“Creo que una ciudad bañada por dos ríos es habitada por una población honesta. El agua es un elemento sagrado”, escribe el autor, mientras anda por Lyon, en un suerte de crónica de viaje que ha recogido con tanto acierto la editorial Minúscula en su colección Paisajes Narrados.
Nosotros viajamos a Lyon con las misma idea. Sentarnos frente a una orilla como hacen sus vecinos, y ver cómo cae la tarde en las aguas que transmiten una cadencia obstinada y ancestral. Algo tan simple y tan misterioso como eso.
Sabemos, como Roth, que “ninguna guía turística ofrece una respuesta”. “Estamos aquí para preguntar. Estamos aquí para creer”, apunta el escritor. Y vemos a sus hombres y mujeres que, de igual forma que las lavanderas de antaño, se reúnen frente al río. Ahora para conversar o escuchar música. Observan desde un lateral el Ródano o el Saona, las dos largas piernas de agua Lyon, como si estuvieran mirando el enigma del mundo.
Nadie verbaliza la pregunta de ese misterio, porque la pregunta pasa en cada rizo de agua turbia y aceitunada, con sus recovecos de verdes y ocres. Los puentes Wilson, Lafayette, o de la Guillotina, que cruzan el Ródano, o los puentes Bonaparte o Mal Juin, que hacen lo mismo con el Saona, son los anillos de un compromiso inefable. Mirar, tal vez, hacia el otro lado de la orilla como si estuviéramos ante un espejo, poniéndonos, por fin, en el lugar del otro. Y el otro no es más que el revés de uno mismo. Un río es el mejor sitio para comprobarlo.
Foto: El río Ródano baña Lyon / Autor: Meritxell Gutiérrez
Hemos llegado a la plaza Jacobinos después de cruzarnos con dos manifestaciones. Es sábado, hace calor, y la ciudad tranquila es, también, alegremente indomesticable.
Ribera a ribera, zonas con nombre de pintor, los habitantes de Lyon van escuchando los rugidos sordos de dos ríos que llevan siglos pasando de largo, aunque, paradójicamente, vinieron para quedarse. Es ese tránsito, hijo de Heráclito, una forma de estabilidad vital. Tan vulnerable como definitiva.

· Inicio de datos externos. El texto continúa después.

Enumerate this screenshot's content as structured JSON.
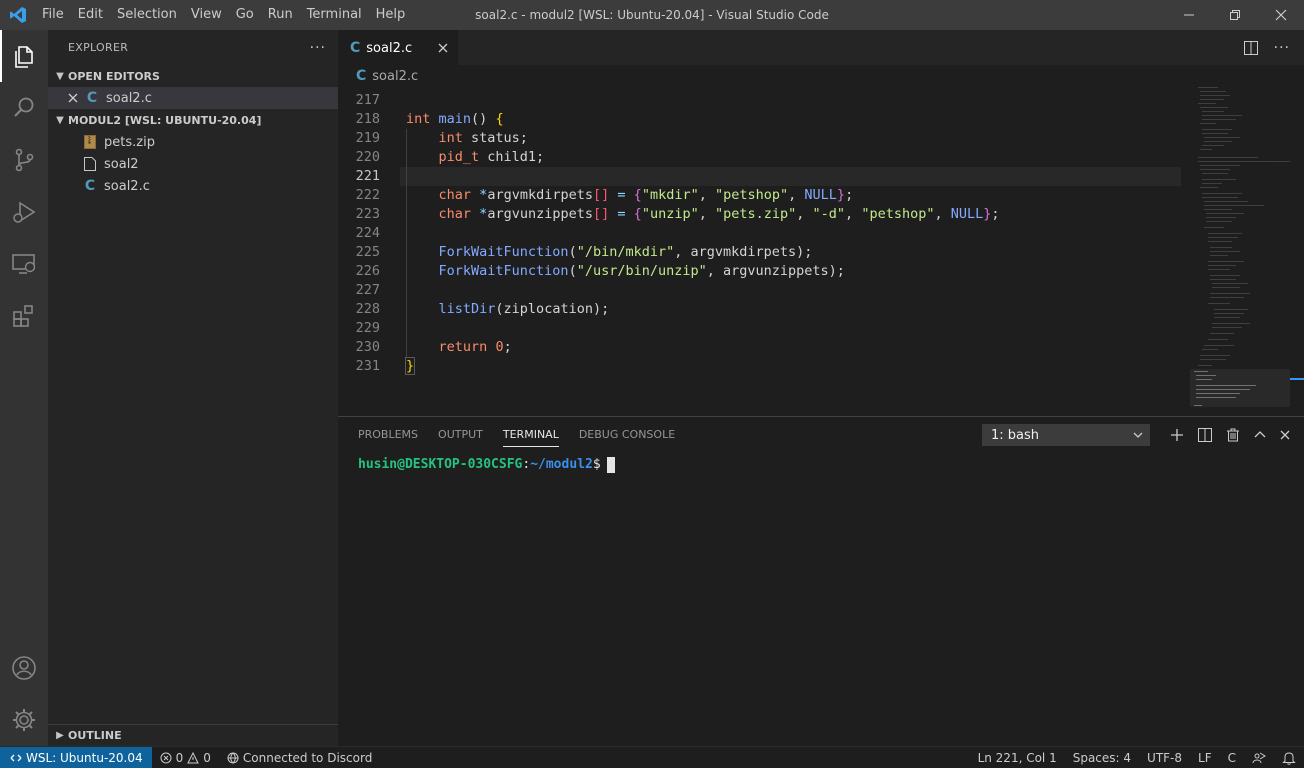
{
  "window": {
    "title": "soal2.c - modul2 [WSL: Ubuntu-20.04] - Visual Studio Code",
    "menu": [
      "File",
      "Edit",
      "Selection",
      "View",
      "Go",
      "Run",
      "Terminal",
      "Help"
    ]
  },
  "sidebar": {
    "title": "EXPLORER",
    "open_editors_label": "OPEN EDITORS",
    "open_editors": [
      {
        "name": "soal2.c",
        "icon": "c-file-icon"
      }
    ],
    "folder_label": "MODUL2 [WSL: UBUNTU-20.04]",
    "files": [
      {
        "name": "pets.zip",
        "icon": "zip-file-icon"
      },
      {
        "name": "soal2",
        "icon": "file-icon"
      },
      {
        "name": "soal2.c",
        "icon": "c-file-icon"
      }
    ],
    "outline_label": "OUTLINE"
  },
  "editor": {
    "tab_label": "soal2.c",
    "breadcrumb": "soal2.c",
    "icon_letter": "C",
    "line_numbers": [
      "217",
      "218",
      "219",
      "220",
      "221",
      "222",
      "223",
      "224",
      "225",
      "226",
      "227",
      "228",
      "229",
      "230",
      "231"
    ],
    "current_line": "221"
  },
  "panel": {
    "tabs": [
      "PROBLEMS",
      "OUTPUT",
      "TERMINAL",
      "DEBUG CONSOLE"
    ],
    "active_tab": "TERMINAL",
    "terminal_select": "1: bash",
    "prompt_user": "husin@DESKTOP-030CSFG",
    "prompt_sep": ":",
    "prompt_path": "~/modul2",
    "prompt_dollar": "$"
  },
  "statusbar": {
    "remote": "WSL: Ubuntu-20.04",
    "errors": "0",
    "warnings": "0",
    "discord": "Connected to Discord",
    "position": "Ln 221, Col 1",
    "spaces": "Spaces: 4",
    "encoding": "UTF-8",
    "eol": "LF",
    "language": "C"
  },
  "colors": {
    "accent": "#0e639c",
    "activity_bar": "#333333",
    "sidebar": "#252526",
    "editor": "#1e1e1e"
  }
}
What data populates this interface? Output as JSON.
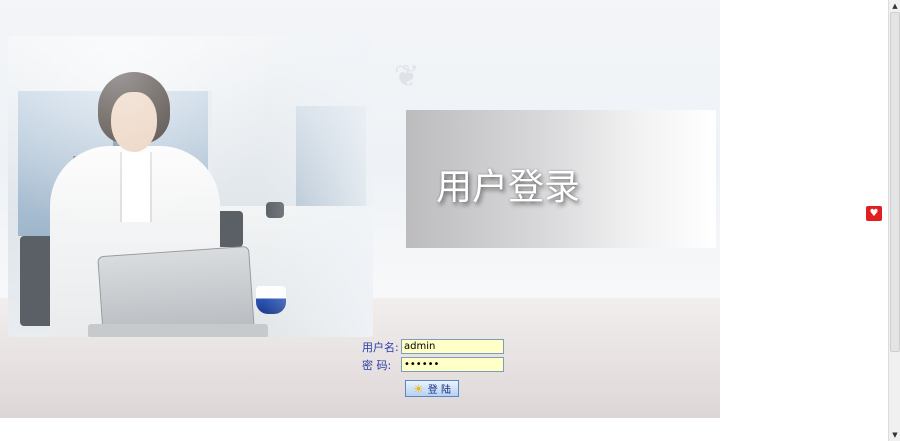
{
  "page": {
    "title": "用户登录"
  },
  "form": {
    "username_label": "用户名:",
    "username_value": "admin",
    "password_label": "密 码:",
    "password_value": "••••••",
    "login_label": "登 陆"
  },
  "icons": {
    "login_button_icon": "sun-icon",
    "floating_badge_icon": "heart-icon"
  },
  "colors": {
    "input_background": "#ffffc8",
    "label_color": "#2a3ea8",
    "badge_color": "#e02020"
  }
}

En la colina principal, donde mantiene erguida su cabeza la basílica de Fourvière, las viejas calles adoquinadas mantienen todos los secretos y resistencias. Allí, en la rue Saint-Jean, el que quiera podrá adentrarse en uno de los más viejos traboules, esos pasadizos interiores que recorren manzanas enteras de edificios. Uno entra por una puerta, escondiéndose o huyendo, y aparece en un mundo nuevo. O en el teatro romano, que corona el balcón de la ciudad, desde donde se aprecian mejor esas corrientes. Con su misión bien aprendida, van dibujando el paso de los días.
También allí el caminante encontrará las centenarias tiendas de seda, y el Museo de la Marioneta, en el que comprobamos que, de alguna manera y otra, todos pendemos de un hilo. A veces, sin saber quién lo sostiene, si un destino ingobernable o una autovigilancia ya demasiado asimilada.
“En dulce armonía fluyen el Ródano y el Saona, uno con prisa, el otro con parsimonia, ambos rumbo a la misma meta, la unión tanto tiempo deseada, y abrazan la ciudad blanca como si fuese un tesoro, para nunca más soltarla”, anota Joseph Roth en su cuaderno.
Foto: Vista de Fourvière desde el río Saona / Autor: Meritxell Gutiérrez
A la noche, en las cuatro orillas, las parejas despiden el día. Los patos y los cisnes, más valientes de lo que deberían, se acercan a los transeúntes para pedirles un trozo de pan. Cuando no lo consiguen, se alejan con la dignidad del que no confunde solidaridad con clemencia.
Al final de su crónica, Joseph Roth anota: “Aquí encuentra uno la infancia, la propia y la europea”. Cómo iba a saber el autor que solo una década después, hacia 1943, un joven nacido en Lyon, el aviador Antoine de Saint-Exupéry, escribiría Le Petit Prince.
Roth y Saint-Exupéry no ofrecen, es cierto, respuestas cerradas con la escritura que nace de sus viajes. Ambos, sin embargo, nos invitan a mirar lo que hay justo debajo del sombrero.